Lorsqu’il est recruté par l’ONF en 1986, Cloutier s’affaire à adapter en court métrage d’animation sa série La Légende des Jean-Guy. Intitulé Le colporteur, le film se retrouve toutefois amputé de son dialogue. Qu’à cela ne tienne, l’émérite illustrateur développe alors une syntaxe visuelle inventive dans le prolongement de ses bandes dessinées, syntaxe qui trouvera sa pleine maturité dans son film Isabelle au bois dormant, lui valant les honneurs – largement mérités – du Génie du meilleur court métrage d’animation en 2009. En ce sens, c’est le même artiste imaginatif et drolatique que les lecteurs de la première heure retrouvent sur grand écran. Sans qu’il y ait de rupture, tant du point de vue esthétique que thématique, Claude Cloutier s’amuse à varier les techniques de dessin avec aisance, chose qu’il fait non seulement comme animateur, mais aussi comme bédéiste, notamment lors du second volet des aventures de Gilles La Jungle. Le hachuré gagne alors en souplesse.

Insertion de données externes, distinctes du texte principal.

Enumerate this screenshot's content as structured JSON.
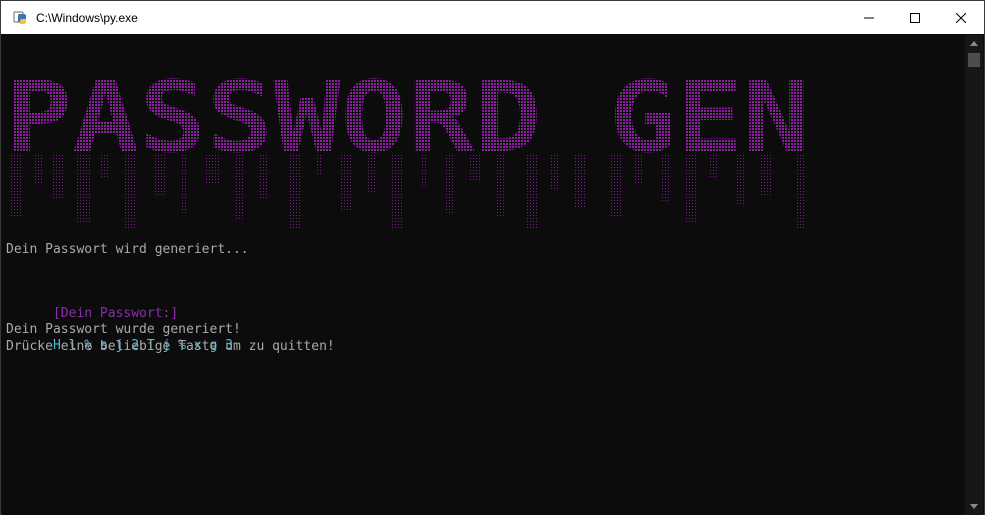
{
  "window": {
    "title": "C:\\Windows\\py.exe",
    "controls": [
      "minimize",
      "maximize",
      "close"
    ]
  },
  "banner": {
    "text": "PASSWORD GEN",
    "color": "#8e1fa3"
  },
  "console": {
    "status_generating": "Dein Passwort wird generiert...",
    "password_label": "[Dein Passwort:]",
    "password_value": "H l % s j 2 T j % x g 3",
    "status_done": "Dein Passwort wurde generiert!",
    "status_exit": "Drücke eine beliebige Taste um zu quitten!"
  },
  "colors": {
    "background": "#0c0c0c",
    "text": "#a9a9a9",
    "label": "#8e2ea5",
    "password": "#4fb8d6"
  },
  "icons": {
    "app": "python-launcher-icon",
    "minimize": "minimize-icon",
    "maximize": "maximize-icon",
    "close": "close-icon",
    "scroll_up": "scroll-up-arrow-icon",
    "scroll_down": "scroll-down-arrow-icon"
  }
}
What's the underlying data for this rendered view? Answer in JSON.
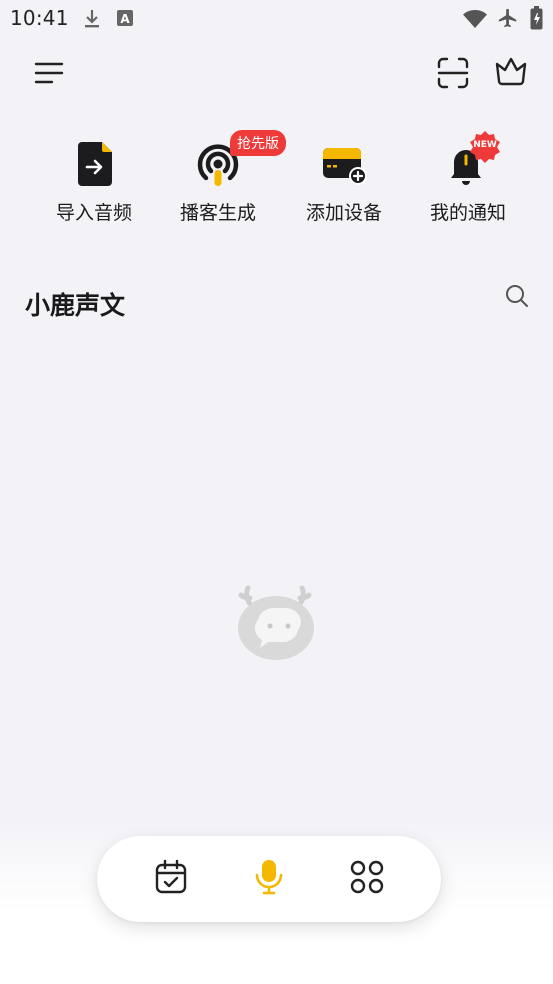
{
  "status_bar": {
    "time": "10:41",
    "icons": [
      "download-icon",
      "keyboard-a-icon",
      "wifi-icon",
      "airplane-icon",
      "battery-icon"
    ]
  },
  "header": {
    "menu_icon": "menu-icon",
    "scan_icon": "scan-icon",
    "crown_icon": "crown-icon"
  },
  "quick_actions": [
    {
      "label": "导入音频",
      "icon": "import-audio-icon"
    },
    {
      "label": "播客生成",
      "icon": "podcast-icon",
      "badge": "抢先版"
    },
    {
      "label": "添加设备",
      "icon": "add-device-icon"
    },
    {
      "label": "我的通知",
      "icon": "notification-bell-icon",
      "badge": "NEW"
    }
  ],
  "section": {
    "title": "小鹿声文",
    "search_icon": "search-icon"
  },
  "empty_state": {
    "icon": "deer-mascot-icon"
  },
  "bottom_nav": {
    "items": [
      "calendar-check-icon",
      "microphone-icon",
      "apps-grid-icon"
    ],
    "active_color": "#f5b800"
  },
  "colors": {
    "accent": "#f5b800",
    "badge_red": "#ef3a3a",
    "icon_dark": "#1c1c1e"
  }
}
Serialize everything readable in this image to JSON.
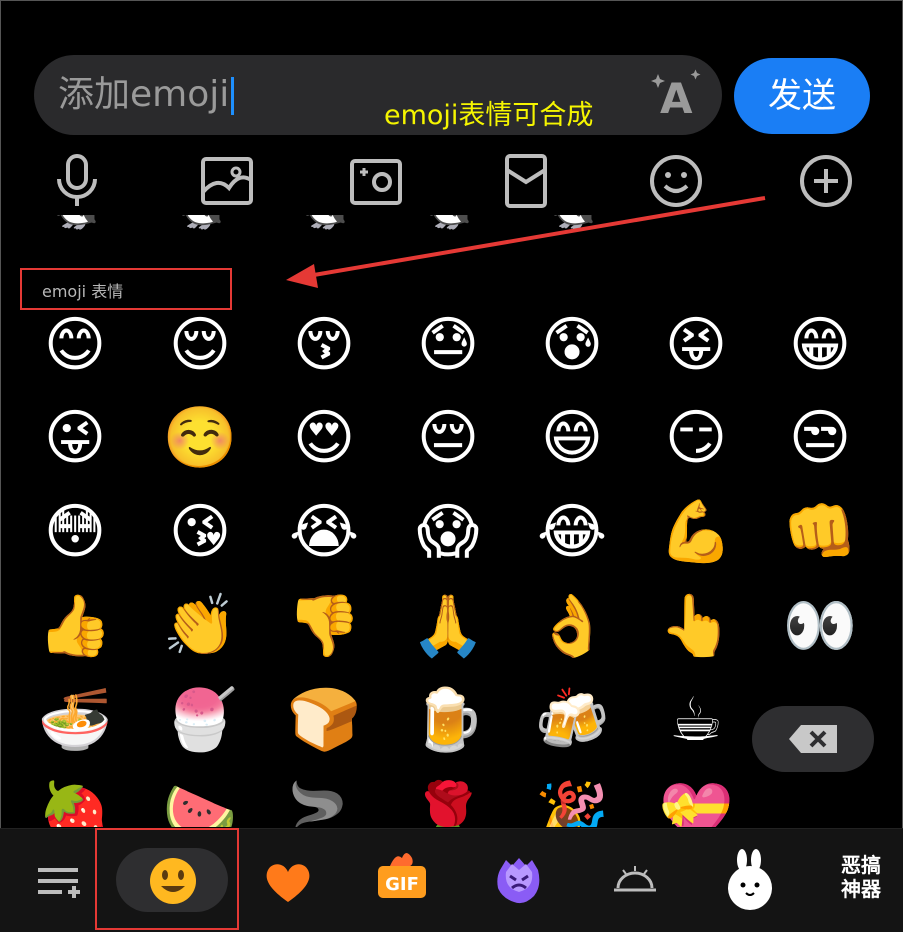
{
  "input": {
    "value": "添加emoji"
  },
  "send_label": "发送",
  "annotation": "emoji表情可合成",
  "section_label": "emoji 表情",
  "toolbar": [
    "microphone-icon",
    "image-icon",
    "camera-icon",
    "red-packet-icon",
    "smiley-icon",
    "plus-icon"
  ],
  "peek_row": [
    "🐧",
    "🐧",
    "🐧",
    "🐧",
    "🐧"
  ],
  "emoji_rows": [
    [
      "😊",
      "😌",
      "😚",
      "😓",
      "😰",
      "😝",
      "😁"
    ],
    [
      "😜",
      "☺️",
      "😍",
      "😔",
      "😄",
      "😏",
      "😒"
    ],
    [
      "😳",
      "😘",
      "😭",
      "😱",
      "😂",
      "💪",
      "👊"
    ],
    [
      "👍",
      "👏",
      "👎",
      "🙏",
      "👌",
      "👆",
      "👀"
    ],
    [
      "🍜",
      "🍧",
      "🍞",
      "🍺",
      "🍻",
      "☕",
      ""
    ],
    [
      "🍓",
      "🍉",
      "🚬",
      "🌹",
      "🎉",
      "💝",
      ""
    ]
  ],
  "categories": [
    "add-list-icon",
    "smiley-face-icon",
    "heart-icon",
    "gif-icon",
    "blob-face-icon",
    "serving-dome-icon",
    "bunny-sticker-icon"
  ],
  "sticker_label": "恶搞神器",
  "colors": {
    "send": "#1a7ef5",
    "annotation": "#f5f500",
    "highlight": "#e53935",
    "caret": "#1e90ff"
  }
}
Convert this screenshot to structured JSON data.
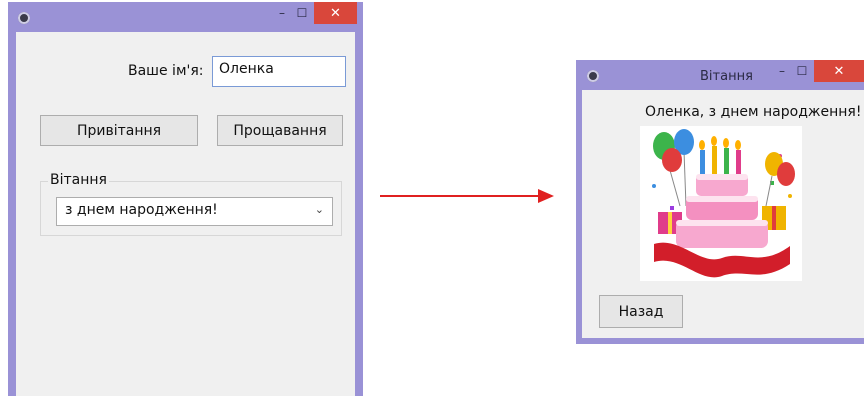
{
  "main_window": {
    "title": "",
    "minimize_glyph": "–",
    "maximize_glyph": "☐",
    "close_glyph": "✕",
    "name_label": "Ваше ім'я:",
    "name_value": "Оленка",
    "greet_button": "Привітання",
    "farewell_button": "Прощавання",
    "group_title": "Вітання",
    "greeting_select": "з днем народження!"
  },
  "arrow": {
    "color": "#e02020"
  },
  "greeting_window": {
    "title": "Вітання",
    "minimize_glyph": "–",
    "maximize_glyph": "☐",
    "close_glyph": "✕",
    "message": "Оленка, з днем народження!",
    "image_icon": "birthday-cake-icon",
    "back_button": "Назад"
  },
  "colors": {
    "titlebar": "#9a92d6",
    "close": "#d9473b",
    "client": "#f0f0f0"
  }
}
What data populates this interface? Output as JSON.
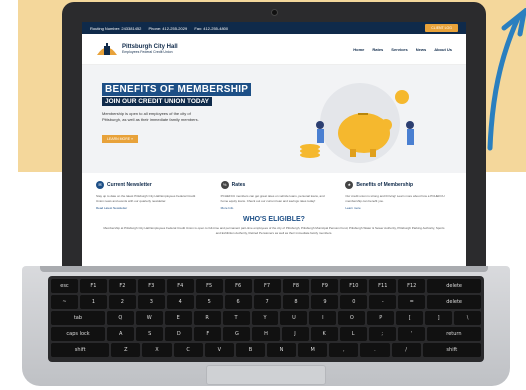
{
  "site": {
    "topbar": {
      "routing": "Routing Number: 243381452",
      "phone": "Phone: 412-255-2029",
      "fax": "Fax: 412-255-4800",
      "login_label": "CLIENT LOG"
    },
    "logo": {
      "line1": "Pittsburgh City Hall",
      "line2": "Employees Federal Credit Union"
    },
    "menu": [
      "Home",
      "Rates",
      "Services",
      "News",
      "About Us"
    ],
    "hero": {
      "title": "BENEFITS OF MEMBERSHIP",
      "subtitle": "JOIN OUR CREDIT UNION TODAY",
      "text": "Membership is open to all employees of the city of Pittsburgh, as well as their immediate family members.",
      "button": "LEARN MORE »"
    },
    "features": [
      {
        "icon": "newsletter-icon",
        "title": "Current Newsletter",
        "text": "Stay up to date on the latest Pittsburgh City Hall Employees Federal Credit Union news and events with our quarterly newsletter.",
        "link": "Read Latest Newsletter"
      },
      {
        "icon": "percent-icon",
        "title": "Rates",
        "text": "PCHEFCU members can get great rates on vehicle loans, personal loans, and home equity loans. Check out our current loan and savings rates today!",
        "link": "More Info"
      },
      {
        "icon": "membership-icon",
        "title": "Benefits of Membership",
        "text": "Our credit union is strong and thriving! Learn more about how a PCHEFCU membership can benefit you.",
        "link": "Learn more"
      }
    ],
    "eligible": {
      "title": "WHO'S ELIGIBLE?",
      "text": "Membership at Pittsburgh City Hall Employees Federal Credit Union is open to full-time and permanent part-time employees of the city of Pittsburgh, Pittsburgh Municipal Pension Fund, Pittsburgh Water & Sewer Authority, Pittsburgh Parking Authority, Sports and Exhibition Authority, Retired Pensioners as well as their immediate family members."
    }
  },
  "keyboard": {
    "row1": [
      "esc",
      "F1",
      "F2",
      "F3",
      "F4",
      "F5",
      "F6",
      "F7",
      "F8",
      "F9",
      "F10",
      "F11",
      "F12",
      "delete"
    ],
    "row2": [
      "~",
      "1",
      "2",
      "3",
      "4",
      "5",
      "6",
      "7",
      "8",
      "9",
      "0",
      "-",
      "=",
      "delete"
    ],
    "row3": [
      "tab",
      "Q",
      "W",
      "E",
      "R",
      "T",
      "Y",
      "U",
      "I",
      "O",
      "P",
      "[",
      "]",
      "\\"
    ],
    "row4": [
      "caps lock",
      "A",
      "S",
      "D",
      "F",
      "G",
      "H",
      "J",
      "K",
      "L",
      ";",
      "'",
      "return"
    ],
    "row5": [
      "shift",
      "Z",
      "X",
      "C",
      "V",
      "B",
      "N",
      "M",
      ",",
      ".",
      "/",
      "shift"
    ],
    "row6": [
      "fn",
      "ctrl",
      "alt",
      "cmd",
      "",
      "cmd",
      "alt",
      "◀",
      "▲▼",
      "▶"
    ]
  },
  "colors": {
    "navy": "#0f2a4a",
    "blue": "#1d4f86",
    "accent": "#e8a23a",
    "backdrop": "#f4d79b"
  }
}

Sous des dehors d’humour délirant digne des Ding et Dong et Paul et Paul, le corpus de l’auteur fait écho à la philosophie de l’absurde des Jean-Paul Sartre, Albert Camus, Samuel Beckett et cie. Car si les créations de Cloutier sont en perpétuel décalage avec la réalité et que tout semble y être prétexte à la rigolade, c’est bien de l’existence de l’homme dépourvue de sens dont il est ici question. À ce titre, le court métrage Du bing bang à mardi matin (2000), où l’on assiste à l’évolution, et donc, à l’abrutissement de l’humanité qui assouvit sa soif de violence et de vaines conquêtes en assénant des coups sur la tête de soldats à travers les âges, rappelle la réplique de Méchan Man tirée du récit BD intitulé Gilles La Jungle contre Méchant Man, adressée à l’amoureuse captive de Gilles La Jungle : « La violence est toute ma vie, Jeanne, mais si tu voulais m’épouser… je laisserais toute l’humanité tranquille ». Hilarant à souhait, cet extrait de dialogue témoigne avec éloquence de l’absurdité de la condition humaine. Au-delà du rire, l’humour, qu’il soit de nature textuelle ou graphique, occupe ici sa fonction première : susciter la réflexion.
Cloutier pousse plus loin l’amorce de cette exploration avec son magistral court métrage La tranchée (2010), où l’on voit les soldats de la Première Guerre mondiale ne faire qu’un avec la terre. Pour l’occasion, il réinvente son art tant du point de vue du ton, ici dénué d’humour, que de l’approche graphique, par l’utilisation de la rotoscopie et la technique du lavis. C’est un Claude Cloutier inédit, poétique, à la puissance d’évocation sublime que l’on découvre. Les aficionados du neuvième art ne peuvent qu’espérer qu’il reviendra à la bande dessinée avec pareil projet. Ce qui serait tout naturel, étant donné qu’il a largement puisé dans son répertoire papier à titre d’animateur. Une manière de boucler la boucle.
Bien que trouvant toutes deux leurs sources dans l’art séquentiel, la bande dessinée et l’animation s’avèrent être deux médiums forts différents. Pourtant, chez Claude Cloutier, on passe aisément de l’un à l’autre, comme s’il s’agissait d’une seule œuvre affranchie de tout support où l’homme est mis à nu dans toute son absurde condition.